Posted on September 17, 2018 · 3 mins read · tagged with: #Azure #serverless

QueueBatch is a project that I recently opened. It allows an efficient processing of Azure Storage Queues’ messages, triggering your function not for every single item, for batches.

Why batching

Why batching? I wrote some time ago about batching, specifically smart batching approach. Living in the era of cloud means that you can easily scale out when needed and if needed. If, because of the batching multiple operations into one, one can issue less IO transactions, access less resources and, eventually, pay less, I’m for it.

Web jobs 3.0-ish

If you’re familiar with Azure Functions, you probably know the issue that describes all the breaking changes that are being introduced (when I write it) to the WebJobs SDK. They changed a few public APIs, which resulted in some changes in QueueBatch. After all, it’s a regular trigger with a listener that is based on SDK APIs. Hopefully, when the stable 3.0 is released, I’ll be able to release a stable version of QueueBatch.

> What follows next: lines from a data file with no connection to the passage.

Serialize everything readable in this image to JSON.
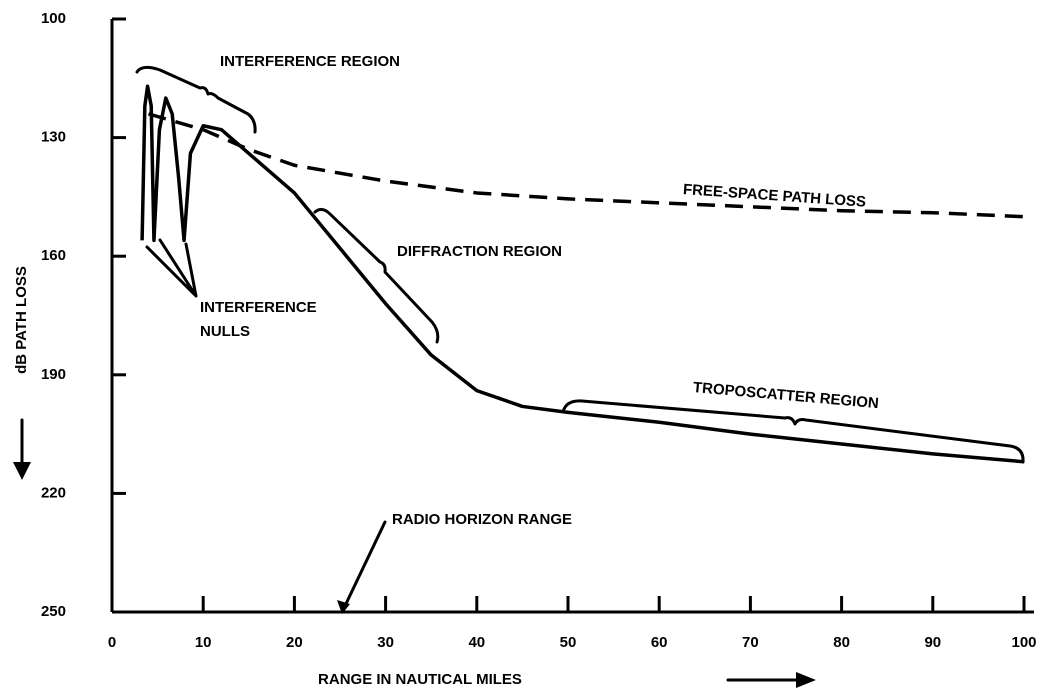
{
  "chart_data": {
    "type": "line",
    "xlabel": "RANGE IN NAUTICAL MILES",
    "ylabel": "dB PATH LOSS",
    "xlim": [
      0,
      100
    ],
    "xticks": [
      0,
      10,
      20,
      30,
      40,
      50,
      60,
      70,
      80,
      90,
      100
    ],
    "ylim": [
      250,
      100
    ],
    "yticks": [
      100,
      130,
      160,
      190,
      220,
      250
    ],
    "series": [
      {
        "name": "PATH LOSS",
        "color": "#000000",
        "dashed": false,
        "x": [
          3.3,
          3.6,
          3.9,
          4.3,
          4.6,
          5.2,
          5.9,
          6.6,
          7.3,
          7.9,
          8.6,
          10,
          12,
          15,
          20,
          25,
          30,
          35,
          40,
          45,
          50,
          60,
          70,
          80,
          90,
          100
        ],
        "values": [
          156,
          122,
          117,
          122,
          156,
          128,
          120,
          124,
          140,
          156,
          134,
          127,
          128,
          134,
          144,
          158,
          172,
          185,
          194,
          198,
          199.5,
          202,
          205,
          207.5,
          210,
          212
        ]
      },
      {
        "name": "FREE-SPACE PATH LOSS",
        "color": "#000000",
        "dashed": true,
        "x": [
          4,
          10,
          15,
          20,
          30,
          40,
          50,
          60,
          70,
          80,
          90,
          100
        ],
        "values": [
          124,
          128,
          133,
          137,
          141,
          144,
          145.5,
          146.5,
          147.5,
          148.5,
          149,
          150
        ]
      }
    ],
    "annotations": [
      "INTERFERENCE REGION",
      "DIFFRACTION REGION",
      "TROPOSCATTER REGION",
      "INTERFERENCE",
      "NULLS",
      "RADIO HORIZON RANGE"
    ]
  }
}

Storage SDK is not so fast

One of the improvements that I provided is a custom parser for responses of GetMessages requests. I did it in a single PR so you can follow the changes if you want. I know that SDK client provides a lot of options for retrying, calling the secondary endpoint etc. Unfortunately, for parsing responses, it uses XmlReader built on top of the response stream. This isn’t either fast or efficient. Knowing the schema of the response, I created a custom parser that you can opt-in for, to get more performance. Below, you can find the benchmark measuring a single parsing operation.

QueueBatchFaster

It’s important, that the QueueBatch provides the payload of a message as a *Memory*. This allowed using a single *byte[]* for the whole request, copy it from the response stream and provide chunks of it in a lightweight *Message* structs. This means, no allocations for the payload. The numbers above speak for themselves.

Stability

QueueBatch started as a component of something bigger. My idea behind open sourcing it was simple - make it accessible for other people thinking about money they pay for Azure Functions and wanting something much faster/better when operating on the old school Azure Storage Queues. A stable version of QueueBatch will be released as soon as WebJobs SDK is released as stable 3.0 and I have it running for some time for my purposes.

Summing up

The batch is dead and Azure Storage Queues are one of the oldest services provided by Azure. Still, if we use the smart batch approach with ASQ as underlying transport, the throughput and latency you can squeeze out of it is amazing.